There are several alternatives to suggest – but my best suggestion would be to invest in companies that are paying dividends and then select another stock or investment vehicle to act as a hedge. First let’s talk about the dividends…Yes I know this sounds old school – but anytime you can receive an extra buck it’s a good thing, right? …Especially when that extra buck doesn’t require you to “clock in” to earn it. There are several companies that have been paying dividends consistently that I like for my portfolio: BP, PWE, MO, and DTE to name a few. (Of course, depending on your tax bracket, the Obama administration is going to potentially tax this unearned revenue to help fund his new healthcare overhaul.)
Nevertheless, you can still have your money work hard for you by paying you dividends while you keep your day job for now. The Federal Reserve is keeping interest rates artificially low in order to restore the economy – which means that the money in your savings account is not earning much interest at all (go ahead and check…you’ll see that I’m right). Why is this? Well – it’s because the government doesn’t want you to save right now…Uncle Sam wants you to spend! When Americans spend – the economy rebounds because consumer spending is more than 60% of our GDP.

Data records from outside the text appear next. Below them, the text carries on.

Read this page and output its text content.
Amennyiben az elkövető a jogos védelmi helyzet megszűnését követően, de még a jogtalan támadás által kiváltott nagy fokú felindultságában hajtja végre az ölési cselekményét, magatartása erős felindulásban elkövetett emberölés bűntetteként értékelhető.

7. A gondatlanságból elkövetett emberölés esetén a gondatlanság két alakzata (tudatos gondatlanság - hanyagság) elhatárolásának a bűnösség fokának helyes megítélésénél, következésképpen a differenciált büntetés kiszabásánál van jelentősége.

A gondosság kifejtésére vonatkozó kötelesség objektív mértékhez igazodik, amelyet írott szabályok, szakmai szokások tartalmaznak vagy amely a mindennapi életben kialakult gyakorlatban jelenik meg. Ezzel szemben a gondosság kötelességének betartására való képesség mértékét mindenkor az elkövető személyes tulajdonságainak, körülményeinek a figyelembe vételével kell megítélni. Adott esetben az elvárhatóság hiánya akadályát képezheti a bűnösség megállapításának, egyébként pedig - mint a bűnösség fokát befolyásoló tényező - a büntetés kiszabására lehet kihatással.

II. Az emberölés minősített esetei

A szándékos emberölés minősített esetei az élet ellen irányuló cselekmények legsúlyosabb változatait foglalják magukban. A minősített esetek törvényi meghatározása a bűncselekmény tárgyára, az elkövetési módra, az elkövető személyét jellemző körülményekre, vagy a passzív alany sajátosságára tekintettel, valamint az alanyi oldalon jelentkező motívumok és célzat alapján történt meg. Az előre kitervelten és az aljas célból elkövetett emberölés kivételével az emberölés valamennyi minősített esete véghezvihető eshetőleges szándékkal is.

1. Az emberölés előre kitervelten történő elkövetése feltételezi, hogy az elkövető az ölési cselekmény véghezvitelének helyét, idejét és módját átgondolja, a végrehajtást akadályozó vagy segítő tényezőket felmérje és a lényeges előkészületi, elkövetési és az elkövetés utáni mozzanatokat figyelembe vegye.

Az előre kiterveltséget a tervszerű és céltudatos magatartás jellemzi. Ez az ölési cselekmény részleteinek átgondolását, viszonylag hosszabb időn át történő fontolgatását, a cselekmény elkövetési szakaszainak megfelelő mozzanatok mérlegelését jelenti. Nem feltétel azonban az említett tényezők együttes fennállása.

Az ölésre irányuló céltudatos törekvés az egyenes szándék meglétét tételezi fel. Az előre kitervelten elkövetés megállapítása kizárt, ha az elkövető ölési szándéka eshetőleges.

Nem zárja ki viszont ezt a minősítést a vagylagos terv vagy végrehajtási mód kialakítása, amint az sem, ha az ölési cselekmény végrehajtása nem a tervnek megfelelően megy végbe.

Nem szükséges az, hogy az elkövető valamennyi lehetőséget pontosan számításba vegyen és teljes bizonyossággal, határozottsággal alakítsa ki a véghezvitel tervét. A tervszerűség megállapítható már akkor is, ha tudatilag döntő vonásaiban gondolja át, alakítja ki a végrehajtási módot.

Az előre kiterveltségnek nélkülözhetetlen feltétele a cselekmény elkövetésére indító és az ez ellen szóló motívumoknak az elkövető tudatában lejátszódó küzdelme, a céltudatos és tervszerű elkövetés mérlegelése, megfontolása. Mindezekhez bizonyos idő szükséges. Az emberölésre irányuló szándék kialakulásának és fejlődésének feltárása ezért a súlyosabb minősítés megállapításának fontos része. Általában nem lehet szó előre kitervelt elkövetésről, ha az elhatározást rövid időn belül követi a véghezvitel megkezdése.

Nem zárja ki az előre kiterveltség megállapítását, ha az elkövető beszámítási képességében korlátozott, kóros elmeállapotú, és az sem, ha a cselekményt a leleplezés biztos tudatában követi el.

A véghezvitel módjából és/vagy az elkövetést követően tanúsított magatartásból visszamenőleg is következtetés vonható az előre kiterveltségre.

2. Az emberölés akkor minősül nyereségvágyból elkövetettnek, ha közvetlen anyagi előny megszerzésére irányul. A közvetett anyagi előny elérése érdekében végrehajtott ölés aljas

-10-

Therefore, if no one spends, then companies won’t make any money and inventory builds up, bank lending freezes over, and unemployment remains high. So the Federal Reserve reacts by dropping interest rates, which means banks will pay us next to nothing to keep our money in savings… so consumers react by taking their money out of savings and most likely will invest their money in equities, or company stock. Companies begin to see an increase in their bottom line due to the inflow of cash from consumers’ investment – which means it will hire more people to expand operations, or maybe acquire another company.

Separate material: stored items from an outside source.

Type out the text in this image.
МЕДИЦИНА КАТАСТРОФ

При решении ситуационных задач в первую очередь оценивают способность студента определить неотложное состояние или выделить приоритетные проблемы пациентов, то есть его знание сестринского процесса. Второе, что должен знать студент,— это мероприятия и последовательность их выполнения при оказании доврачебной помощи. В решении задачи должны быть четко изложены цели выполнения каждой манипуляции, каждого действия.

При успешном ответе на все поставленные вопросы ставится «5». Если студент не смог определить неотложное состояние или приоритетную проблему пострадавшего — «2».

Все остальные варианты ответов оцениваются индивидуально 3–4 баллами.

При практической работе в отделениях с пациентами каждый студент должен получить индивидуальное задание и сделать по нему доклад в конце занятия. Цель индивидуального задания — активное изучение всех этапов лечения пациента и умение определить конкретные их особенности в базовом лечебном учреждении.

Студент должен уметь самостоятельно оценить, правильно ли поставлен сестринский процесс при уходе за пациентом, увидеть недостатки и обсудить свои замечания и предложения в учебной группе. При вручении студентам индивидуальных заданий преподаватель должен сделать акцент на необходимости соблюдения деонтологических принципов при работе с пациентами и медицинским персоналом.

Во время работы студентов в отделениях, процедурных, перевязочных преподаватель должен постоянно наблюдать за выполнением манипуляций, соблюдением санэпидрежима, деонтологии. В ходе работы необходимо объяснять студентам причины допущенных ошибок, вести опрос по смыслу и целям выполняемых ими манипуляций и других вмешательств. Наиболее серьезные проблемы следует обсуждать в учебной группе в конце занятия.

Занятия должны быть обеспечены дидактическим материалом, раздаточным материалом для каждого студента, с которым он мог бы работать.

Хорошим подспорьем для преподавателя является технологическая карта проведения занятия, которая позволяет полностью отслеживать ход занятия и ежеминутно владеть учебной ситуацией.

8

When more people have jobs – then we can assume the more people will spend – and the economy will rebound. (This is only but one watered-down economic theory out of several different schools of thought.)
Anyway, what is hedging? And why would you hedge against your investments? Whenever the market exudes such volatility and has extreme “DOWN” and “UP” swings, then you are going to want to protect your assets and practice “alternative” strategies. A Hedge Fund is not an asset class – but merely a fund that uses different strategies that are applied to make sure an individual is able to profit in “DOWN” and “UP” markets!
To be brief and simple – whenever you buy a stock, you are going “long”, or expecting the market to go UP…on the contrary, if you’re expecting the market to go down then you would buy a “Put Option”. A Put Option increases in value as the market goes down…plain and simple. This is one a simple form of a hedge…it gets more complicated – but that is outside of my scope today.
So, back to my previous stocks DTE, BP, PWE, and MO – if you owned these stocks and wanted a simple hedge – then buy Put Options for these stocks or any other stock that you may own for that matter. A good hedging strategy is the best way to make a profit in these volatile markets.